On abstraction, definition, composition and symbol grounding in dictionaries

Re: Blondin Masse, A, G. Chicoisne, Y. Gargouri, S. Harnad, O. Picard, O. Marcotte (2008) How Is Meaning Grounded in Dictionary Definitions? TextGraphs-3 Workshop, 22nd International Conference on Computational Linguistics, Coling 2008, Manchester, 18-22 August, 2008

Many thanks to Peter Turney for his close and thoughtful reading of our paper on extracting the grounding kernel of a dictionary.

Peter raises 3 questions. Let me answer them in order of complexity, from the simplest to the most complex:

— PT: “(1) Is this paper accepted for Coling08?“

Yes. Apparently there are different sectors of the program, and this paper was accepted for the Textgraphs workshop, listed on the workshop webpage.

— PT: “(2) How come we claim the grounding kernel (GK) words are more concrete, whereas in our example, they are more abstract?”

The example was just a contrived one, designed only to illustrate the algorithm. It was not actually taken from a dictionary.

When we do the MRC correlations using the two actual dictionaries (LDOCE and CIDE), reduced to their GK by the algorithm, GK words turn out to be acquired at a younger age, more imagable, and (less consistently) more concrete and more frequent.

However, these are separate pairwise correlations. We have since extended the analysis to a third dictionary, WordNet, and found the same pairwise correlations, but when we put them together in a stepwise hierarchic multiple regression analysis, looking at the independent contributions of each factors, the biggest effect turns out to be age of acquisition (GK being acquired earlier), but then the residual correlation with concreteness reverses polarity: concreteness is positively correlated with earlier age of acquisition across all words in the MRC database, but once the GK correlation with age is partialled out, the remaining GK words tend to be more abstract!

This obviously needs more testing and confirmation, but if reliable, it has a plausible explanation: the GK words that are acquired earlier are more concrete, but the GK also contains a subset of abstract words, either learned later in life, or learned through early abstraction, and these early abstract words are also important for the compositional power of dictionary definitions in reaching other words through definition alone.

The next step would be begin to look at what those GK the GK words, concrete and abstract, actually are, and the extent to which they may tend to be unique and universal across dictionaries.

— PT: “(3) Does our analysis overlook the process of abstraction in its focus on acquiring meaning by composition (through dictionary definition)?”

Quite the contrary. We stress that word meanings must be grounded in prior sensorimotor learning, which is in fact the process of (senssorimotor) abstraction!

Peter writes: “we may understand ‘yellow’ as the abstraction of all of our experiences, verbal and perceptual, with yellow things (bananas, lemons, daffodils, etc.). When we are children, we build a vocabulary of increasingly abstract words through the process of abstraction.”

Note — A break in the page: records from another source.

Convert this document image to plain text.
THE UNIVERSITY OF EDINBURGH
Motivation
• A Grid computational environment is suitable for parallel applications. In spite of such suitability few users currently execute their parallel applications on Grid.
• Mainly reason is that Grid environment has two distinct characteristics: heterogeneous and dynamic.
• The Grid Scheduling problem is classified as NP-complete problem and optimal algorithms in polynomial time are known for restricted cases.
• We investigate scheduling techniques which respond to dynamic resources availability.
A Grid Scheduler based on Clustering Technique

But we would agree with that completely! The crucial thing to note, however, is that abstraction, at least initially, is sensorimotor, not linguistic. We learn to categorize by abstracting, through trial and error experience and feedback, the invariant sensorimotor features (“affordances”) of the members of a category (e.g., banana, lemons, daffodils, and eventually also yellow), learning to distinguish the members from the nonmembers, based on what they look and feel like, and what we can and cannot do with them. Once we have acquired the category in this instrumental, sensorimotor way, because our brains have abstracted its sensorimotor invariants, then we can attach an arbitrary label to that category — “yellow” — and use it not only to refer to the category, but to define further categories compositionally (including, importantly, the definition through description of their invariants, once those have been named).

This is in agreement with Peter’s further point that “As that abstract vocabulary grows, we then have the words that we need to form compositions.”

And all of this is compatible with finding that although the GK is both acquired earlier and more concrete, overall, than the rest of our vocabulary, it also contains abstract words (possibly early abstract words, or words that are acquired later yet important for the GK).

— PT: “The process of abstraction takes us from concrete (bananas and lemons) to abstract (yellow). The process of composition takes us from abstract (yellow and fruit) to concrete (banana).“

The process of abstraction certainly takes us from concrete to abstract. (That’s what “abstract” means: selecting out some invariant property shared by many variable things.)

The process of “composition” does many things; among them it can define words. But composition can also describe things (including their invariant properties); composition also generates every expression of natural language other than isolated words, as well as every expression of formal languages such as logic, mathematics and computer programming.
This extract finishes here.